4,416. This is the number of requests for copies of material in our repository we’ve received over the past 12 months. Daunting, isn’t it? And definitely on the rise, with a 33% increase from the previous year. Two years and a half after its implementation in June 2016, our Request a Copy service is now more popular than ever. Our institutional repository Apollo hosts thousands of freely available research outputs, but also many that are under embargo.  People from all over the world and from all walks of life are keen to access them. But what exactly do requesters want? And why do they want it?

What do people want?

Our repository hosts a whole range of research outputs, but theses and journal articles are by far the most popular. Interestingly, the relative proportion of requested theses vs requested articles has shifted this year. From October 2016 to October 2017, requests for journal articles made up 56% of the total number of requests, and requests for theses made up 39%. Since last October, requests for journal articles have accounted for 38% of the total while theses have accounted for 59%.

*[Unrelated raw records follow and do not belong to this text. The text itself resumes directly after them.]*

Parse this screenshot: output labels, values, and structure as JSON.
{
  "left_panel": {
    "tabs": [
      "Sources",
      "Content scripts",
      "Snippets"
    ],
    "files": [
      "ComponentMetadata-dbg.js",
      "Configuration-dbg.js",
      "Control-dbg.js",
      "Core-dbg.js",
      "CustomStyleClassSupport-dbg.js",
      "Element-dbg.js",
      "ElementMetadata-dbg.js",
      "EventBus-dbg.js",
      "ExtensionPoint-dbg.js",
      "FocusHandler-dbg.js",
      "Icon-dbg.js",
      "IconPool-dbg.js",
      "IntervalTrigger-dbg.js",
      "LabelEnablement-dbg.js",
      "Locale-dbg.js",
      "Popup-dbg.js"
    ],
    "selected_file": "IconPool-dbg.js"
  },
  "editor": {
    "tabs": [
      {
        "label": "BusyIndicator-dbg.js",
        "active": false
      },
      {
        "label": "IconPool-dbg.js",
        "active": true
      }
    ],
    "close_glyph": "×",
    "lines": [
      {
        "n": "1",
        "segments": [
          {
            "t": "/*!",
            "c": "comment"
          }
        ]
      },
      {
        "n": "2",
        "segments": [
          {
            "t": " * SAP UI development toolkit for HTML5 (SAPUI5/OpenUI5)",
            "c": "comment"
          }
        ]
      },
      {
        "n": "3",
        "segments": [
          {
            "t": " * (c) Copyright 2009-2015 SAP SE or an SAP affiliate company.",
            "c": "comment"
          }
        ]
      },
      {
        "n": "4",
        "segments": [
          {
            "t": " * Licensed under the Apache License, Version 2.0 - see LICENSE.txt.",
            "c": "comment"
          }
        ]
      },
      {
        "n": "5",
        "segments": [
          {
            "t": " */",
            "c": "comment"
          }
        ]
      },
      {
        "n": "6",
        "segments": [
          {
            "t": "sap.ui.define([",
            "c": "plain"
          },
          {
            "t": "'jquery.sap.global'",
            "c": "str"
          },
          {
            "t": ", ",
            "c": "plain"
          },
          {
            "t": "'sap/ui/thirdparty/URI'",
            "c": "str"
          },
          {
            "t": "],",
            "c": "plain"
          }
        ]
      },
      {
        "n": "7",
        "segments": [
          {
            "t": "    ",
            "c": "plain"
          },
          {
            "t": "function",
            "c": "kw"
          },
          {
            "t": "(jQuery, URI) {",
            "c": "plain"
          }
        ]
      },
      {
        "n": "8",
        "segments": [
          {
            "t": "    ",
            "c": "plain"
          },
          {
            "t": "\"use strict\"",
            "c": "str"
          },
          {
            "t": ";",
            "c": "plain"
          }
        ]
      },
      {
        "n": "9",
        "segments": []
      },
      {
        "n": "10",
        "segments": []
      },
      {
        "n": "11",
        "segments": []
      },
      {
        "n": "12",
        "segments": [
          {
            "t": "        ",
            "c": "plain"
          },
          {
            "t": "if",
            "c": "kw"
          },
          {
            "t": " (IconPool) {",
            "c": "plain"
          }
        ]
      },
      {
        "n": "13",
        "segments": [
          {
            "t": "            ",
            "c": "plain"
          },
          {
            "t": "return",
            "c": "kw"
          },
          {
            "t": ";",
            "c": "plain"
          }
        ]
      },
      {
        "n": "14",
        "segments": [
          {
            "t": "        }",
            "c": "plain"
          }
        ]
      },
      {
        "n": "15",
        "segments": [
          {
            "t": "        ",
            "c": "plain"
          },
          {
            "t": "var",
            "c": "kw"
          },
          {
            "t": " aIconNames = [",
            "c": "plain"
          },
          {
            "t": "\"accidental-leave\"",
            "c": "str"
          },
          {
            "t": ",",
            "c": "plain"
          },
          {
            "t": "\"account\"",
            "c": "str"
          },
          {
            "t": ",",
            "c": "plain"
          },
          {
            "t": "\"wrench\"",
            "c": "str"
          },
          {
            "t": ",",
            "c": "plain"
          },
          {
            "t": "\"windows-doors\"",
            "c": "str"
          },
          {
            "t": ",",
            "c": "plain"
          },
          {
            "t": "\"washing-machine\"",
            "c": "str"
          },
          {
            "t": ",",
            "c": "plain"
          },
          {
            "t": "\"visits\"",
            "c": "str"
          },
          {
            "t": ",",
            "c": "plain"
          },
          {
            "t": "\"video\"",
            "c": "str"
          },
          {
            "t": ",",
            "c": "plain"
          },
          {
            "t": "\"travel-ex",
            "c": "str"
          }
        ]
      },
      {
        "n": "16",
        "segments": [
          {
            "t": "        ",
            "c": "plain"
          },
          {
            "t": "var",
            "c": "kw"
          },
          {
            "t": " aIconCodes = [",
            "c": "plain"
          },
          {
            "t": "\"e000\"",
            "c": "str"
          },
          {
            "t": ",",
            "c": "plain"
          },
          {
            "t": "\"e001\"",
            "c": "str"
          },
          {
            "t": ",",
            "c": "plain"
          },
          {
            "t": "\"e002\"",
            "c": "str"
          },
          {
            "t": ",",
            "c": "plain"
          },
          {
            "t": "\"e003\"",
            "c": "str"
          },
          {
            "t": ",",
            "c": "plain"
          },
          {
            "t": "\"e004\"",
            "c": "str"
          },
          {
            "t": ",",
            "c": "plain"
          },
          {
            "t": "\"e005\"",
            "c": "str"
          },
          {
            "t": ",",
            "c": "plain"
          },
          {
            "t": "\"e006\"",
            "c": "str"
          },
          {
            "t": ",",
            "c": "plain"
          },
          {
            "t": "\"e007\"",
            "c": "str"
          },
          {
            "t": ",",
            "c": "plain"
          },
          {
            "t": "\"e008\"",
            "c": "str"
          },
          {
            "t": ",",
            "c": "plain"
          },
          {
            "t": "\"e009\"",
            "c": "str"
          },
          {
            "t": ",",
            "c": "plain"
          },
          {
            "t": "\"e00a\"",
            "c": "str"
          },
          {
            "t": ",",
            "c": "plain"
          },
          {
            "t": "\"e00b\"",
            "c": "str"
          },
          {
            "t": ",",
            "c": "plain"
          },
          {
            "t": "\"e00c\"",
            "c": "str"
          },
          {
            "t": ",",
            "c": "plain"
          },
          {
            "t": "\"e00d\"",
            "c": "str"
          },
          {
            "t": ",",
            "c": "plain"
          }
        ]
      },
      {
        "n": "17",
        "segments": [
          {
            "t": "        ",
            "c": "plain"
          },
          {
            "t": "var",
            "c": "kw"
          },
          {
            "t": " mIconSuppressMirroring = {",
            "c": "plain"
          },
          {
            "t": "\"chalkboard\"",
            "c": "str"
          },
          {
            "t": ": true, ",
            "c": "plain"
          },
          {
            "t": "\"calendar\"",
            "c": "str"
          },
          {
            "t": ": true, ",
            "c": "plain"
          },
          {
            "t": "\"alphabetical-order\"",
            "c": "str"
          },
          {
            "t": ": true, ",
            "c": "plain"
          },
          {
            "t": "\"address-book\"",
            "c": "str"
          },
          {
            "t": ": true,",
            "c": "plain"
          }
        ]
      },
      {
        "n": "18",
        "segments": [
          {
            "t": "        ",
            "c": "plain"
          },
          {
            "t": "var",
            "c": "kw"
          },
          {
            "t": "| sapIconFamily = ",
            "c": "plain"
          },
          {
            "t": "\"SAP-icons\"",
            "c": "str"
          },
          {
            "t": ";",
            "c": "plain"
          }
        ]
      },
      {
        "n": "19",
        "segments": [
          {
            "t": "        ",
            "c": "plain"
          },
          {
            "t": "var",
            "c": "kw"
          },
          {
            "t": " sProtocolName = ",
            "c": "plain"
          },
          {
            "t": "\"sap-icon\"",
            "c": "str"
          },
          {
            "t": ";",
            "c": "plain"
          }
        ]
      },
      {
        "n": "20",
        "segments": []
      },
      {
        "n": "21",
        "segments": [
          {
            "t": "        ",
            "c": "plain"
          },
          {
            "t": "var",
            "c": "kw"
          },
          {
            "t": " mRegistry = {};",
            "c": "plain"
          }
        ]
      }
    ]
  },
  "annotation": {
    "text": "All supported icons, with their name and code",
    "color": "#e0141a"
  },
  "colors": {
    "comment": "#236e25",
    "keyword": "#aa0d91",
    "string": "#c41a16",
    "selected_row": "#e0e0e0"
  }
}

Looking at the raw figures, the number of requests for journal articles has actually gone up (from 1,647 to 1,689), though only slightly. But the number of thesis requests has more than doubled, going from 1,145 to 2,586. This is partly explained by the University of Cambridge’s requirement for PhD students to upload their theses from 1st October 2017, leading to 1,279 new theses uploads. On top of these, we have added around 1,300 historical British Library theses and around 200 scanned historical theses from the Digital Content Unit. So between 2,500 and 3,000 theses have been added to Apollo this year alone (more on this tomorrow for #ThesisThursday).

Most wanted

Most items requested this year were only requested once, but 28 items were requested 10 times or more. Of the 20 most requested items, four are journal articles and 16 are PhD theses. Here’s our top 5:

Aside from the gold medal winner, all the other works were published this year and have only been available in Apollo for a few months. So it is striking to see how popular some of them have become in quite a short period of time. A case in point is the zoology article, which was deposited in Apollo only last month and first published shortly afterwards.

Word of mouth

Though it is sometimes unclear why particular outputs suddenly attract a lot of requests, Altmetric Attention scores can be telling – see the one below for the zoology article I’ve just mentioned:

Another interesting example (not included in the top 5) is a PhD thesis deposited in Apollo at the end of August. From 18 in September, the Apollo record has gone up to an astounding number of 911 visits in October (and counting), with a surge of requests. What happened in between? The author publicised her thesis on a Facebook society page, pointing to the repository record link for access.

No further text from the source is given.